Residents were at one point rezoned to Warner Elementary School, and Cypress Ranch High School. In 2017, the entire development was to be rezoned to Bridgeland High School.

===Other school districts===
Future phases of Bridgeland will be served by Katy Independent School District and the Waller Independent School District.

===Schools===
- Pope Elementary School
- Bridgeland High School
- Roy J. Sprague Jr. Middle School
- Wells Elementary
- Sue McGown Elementary School
- Waller ISD elementary school

===Private Schools===
The first private school, Cypress Christian School, purchased 40 acres of land in 2021 to move their K-12 campus to Prairieland Village. The school will serve 1,000 students and is slated to open for the 2025-2026 school year.
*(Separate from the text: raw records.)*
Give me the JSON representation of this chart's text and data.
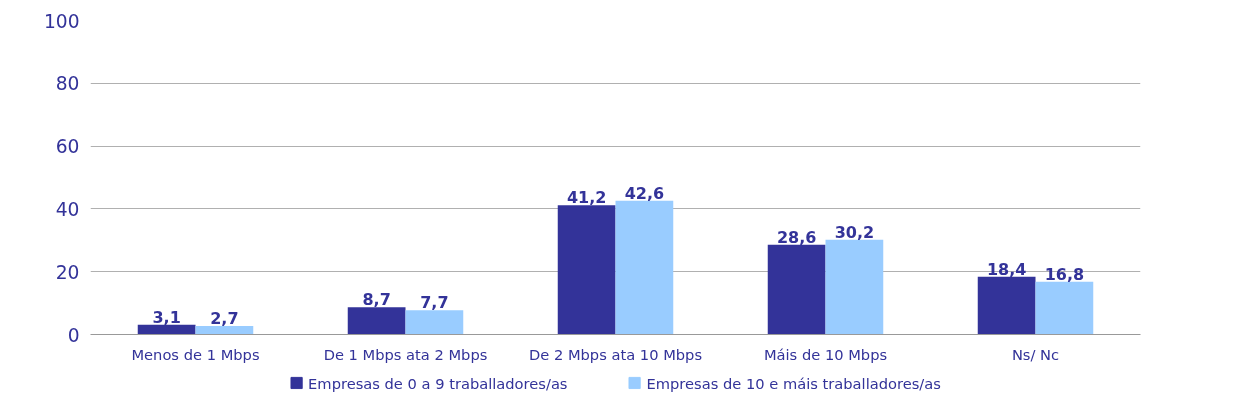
{
  "chart_data": {
    "type": "bar",
    "categories": [
      "Menos de 1 Mbps",
      "De 1 Mbps ata 2 Mbps",
      "De 2 Mbps ata 10 Mbps",
      "Máis de 10 Mbps",
      "Ns/ Nc"
    ],
    "series": [
      {
        "name": "Empresas de 0 a 9 traballadores/as",
        "color": "#333399",
        "values": [
          3.1,
          8.7,
          41.2,
          28.6,
          18.4
        ],
        "value_labels": [
          "3,1",
          "8,7",
          "41,2",
          "28,6",
          "18,4"
        ]
      },
      {
        "name": "Empresas de 10 e máis traballadores/as",
        "color": "#99ccff",
        "values": [
          2.7,
          7.7,
          42.6,
          30.2,
          16.8
        ],
        "value_labels": [
          "2,7",
          "7,7",
          "42,6",
          "30,2",
          "16,8"
        ]
      }
    ],
    "ylim": [
      0,
      100
    ],
    "yticks": [
      0,
      20,
      40,
      60,
      80,
      100
    ],
    "grid": "y",
    "legend": "bottom"
  }
}
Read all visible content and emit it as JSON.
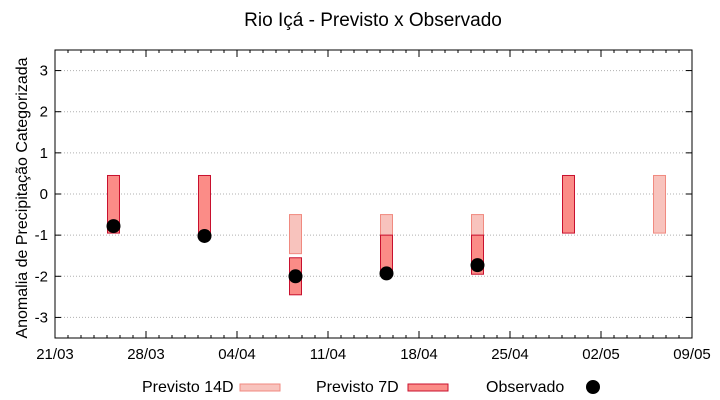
{
  "chart_data": {
    "type": "range-bar",
    "title": "Rio Içá - Previsto x Observado",
    "xlabel": "",
    "ylabel": "Anomalia de Precipitação Categorizada",
    "ylim": [
      -3.5,
      3.5
    ],
    "yticks": [
      -3,
      -2,
      -1,
      0,
      1,
      2,
      3
    ],
    "x_tick_labels": [
      "21/03",
      "28/03",
      "04/04",
      "11/04",
      "18/04",
      "25/04",
      "02/05",
      "09/05"
    ],
    "x_domain_days": [
      0,
      49
    ],
    "grid": "horizontal-dotted",
    "colors": {
      "previsto14d_fill": "#f8c3bd",
      "previsto14d_stroke": "#f08a80",
      "previsto7d_fill": "#fb8c87",
      "previsto7d_stroke": "#c8102e",
      "observado": "#000000"
    },
    "series": [
      {
        "name": "Previsto 14D",
        "kind": "range",
        "points": [
          {
            "x_day": 18.5,
            "low": -1.45,
            "high": -0.5
          },
          {
            "x_day": 25.5,
            "low": -1.0,
            "high": -0.5
          },
          {
            "x_day": 32.5,
            "low": -1.0,
            "high": -0.5
          },
          {
            "x_day": 46.5,
            "low": -0.95,
            "high": 0.45
          }
        ]
      },
      {
        "name": "Previsto 7D",
        "kind": "range",
        "points": [
          {
            "x_day": 4.5,
            "low": -0.95,
            "high": 0.45
          },
          {
            "x_day": 11.5,
            "low": -1.0,
            "high": 0.45
          },
          {
            "x_day": 18.5,
            "low": -2.45,
            "high": -1.55
          },
          {
            "x_day": 25.5,
            "low": -1.95,
            "high": -1.0
          },
          {
            "x_day": 32.5,
            "low": -1.95,
            "high": -1.0
          },
          {
            "x_day": 39.5,
            "low": -0.95,
            "high": 0.45
          }
        ]
      },
      {
        "name": "Observado",
        "kind": "point",
        "points": [
          {
            "x_day": 4.5,
            "y": -0.78
          },
          {
            "x_day": 11.5,
            "y": -1.02
          },
          {
            "x_day": 18.5,
            "y": -2.0
          },
          {
            "x_day": 25.5,
            "y": -1.93
          },
          {
            "x_day": 32.5,
            "y": -1.73
          }
        ]
      }
    ],
    "legend": {
      "placement": "bottom",
      "items": [
        {
          "label": "Previsto 14D",
          "series": "Previsto 14D"
        },
        {
          "label": "Previsto 7D",
          "series": "Previsto 7D"
        },
        {
          "label": "Observado",
          "series": "Observado"
        }
      ]
    }
  }
}
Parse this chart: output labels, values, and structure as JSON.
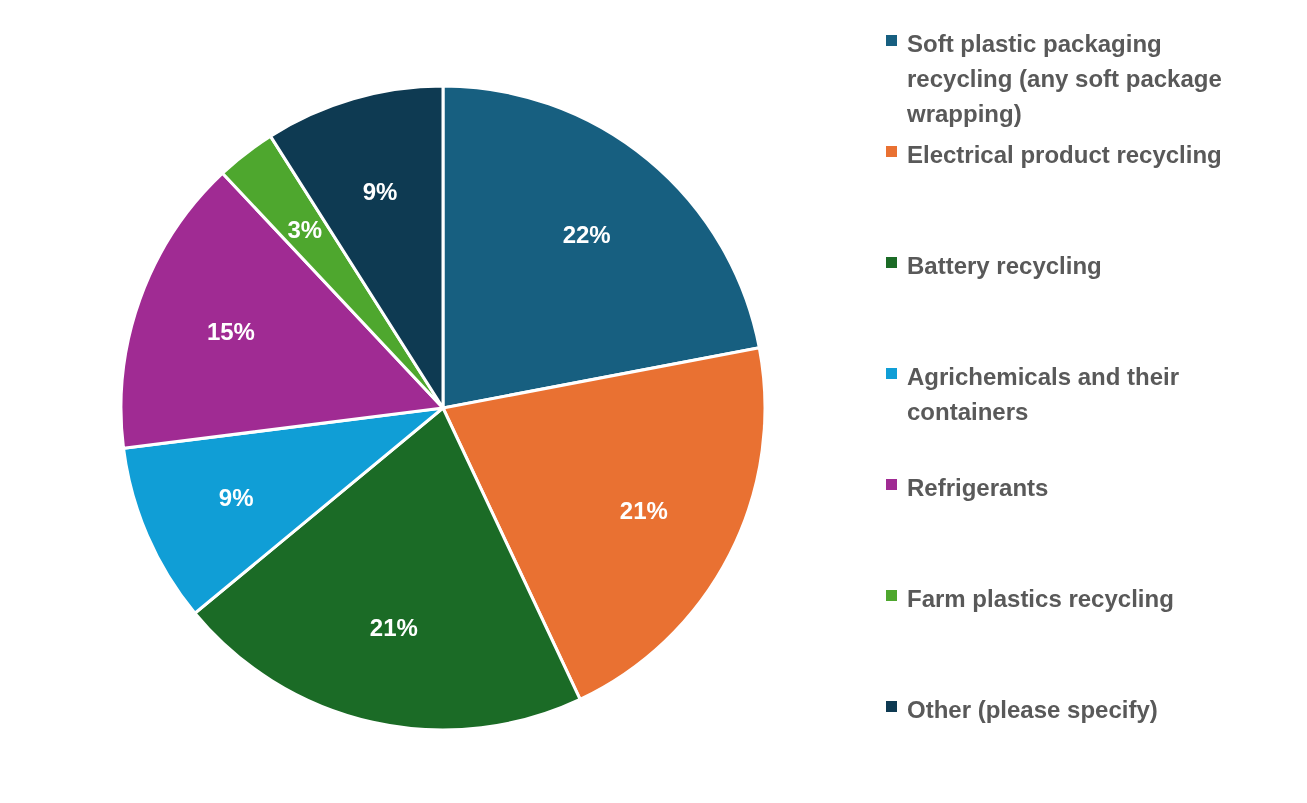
{
  "chart_data": {
    "type": "pie",
    "categories": [
      "Soft plastic packaging recycling (any soft package wrapping)",
      "Electrical product recycling",
      "Battery recycling",
      "Agrichemicals and their containers",
      "Refrigerants",
      "Farm plastics recycling",
      "Other (please specify)"
    ],
    "values": [
      22,
      21,
      21,
      9,
      15,
      3,
      9
    ],
    "value_labels": [
      "22%",
      "21%",
      "21%",
      "9%",
      "15%",
      "3%",
      "9%"
    ],
    "colors": [
      "#175f80",
      "#e97132",
      "#1b6b26",
      "#109ed6",
      "#a02b93",
      "#4ea72e",
      "#0e3a52"
    ],
    "legend": "right"
  }
}
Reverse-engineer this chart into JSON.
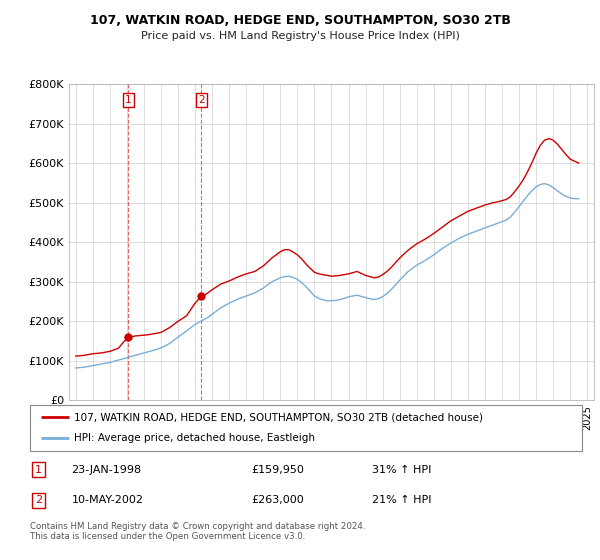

The community's first charter school, Harmony Public Schools, purchased a 28-acre parcel of land in Creekland Village in August 2022. The school will serve 450 students from pre-kindergarten to second and sixth grades in the first phase of development, which is slated to open ahead of the 2025-2026 school year. A future phase will include a second building for middle and high school classes that is slated for opening for the 2026-2027 school year. Students living in the Greater Houston area meeting requirements are eligible to attend.

==Villages==

Bridgeland's master plan consists of four distinct villages: Lakeland Village, Creekland Village, Prairieland Village and Parkland Village. Each village will have clusters of neighborhoods anchored by a village center. The Bridgeland Town Center is a centralized location between the villages for businesses and amenities.

==Recreation==
Bridgeland's master plan details 3,000 acres of open space, including 900 acres of lakes. Three of four planned recreation complexes are open, with one in each village: Lakeland Activity Center, Dragonfly Park and Activity Center and Longwing Landing.

More than 250 miles of trails are planned for the community, with many miles already open, including the first phase of Cypress Creek Nature Trail, a wooded trail in the Cypress Creek corridor that has educational signage and wildlife observation areas.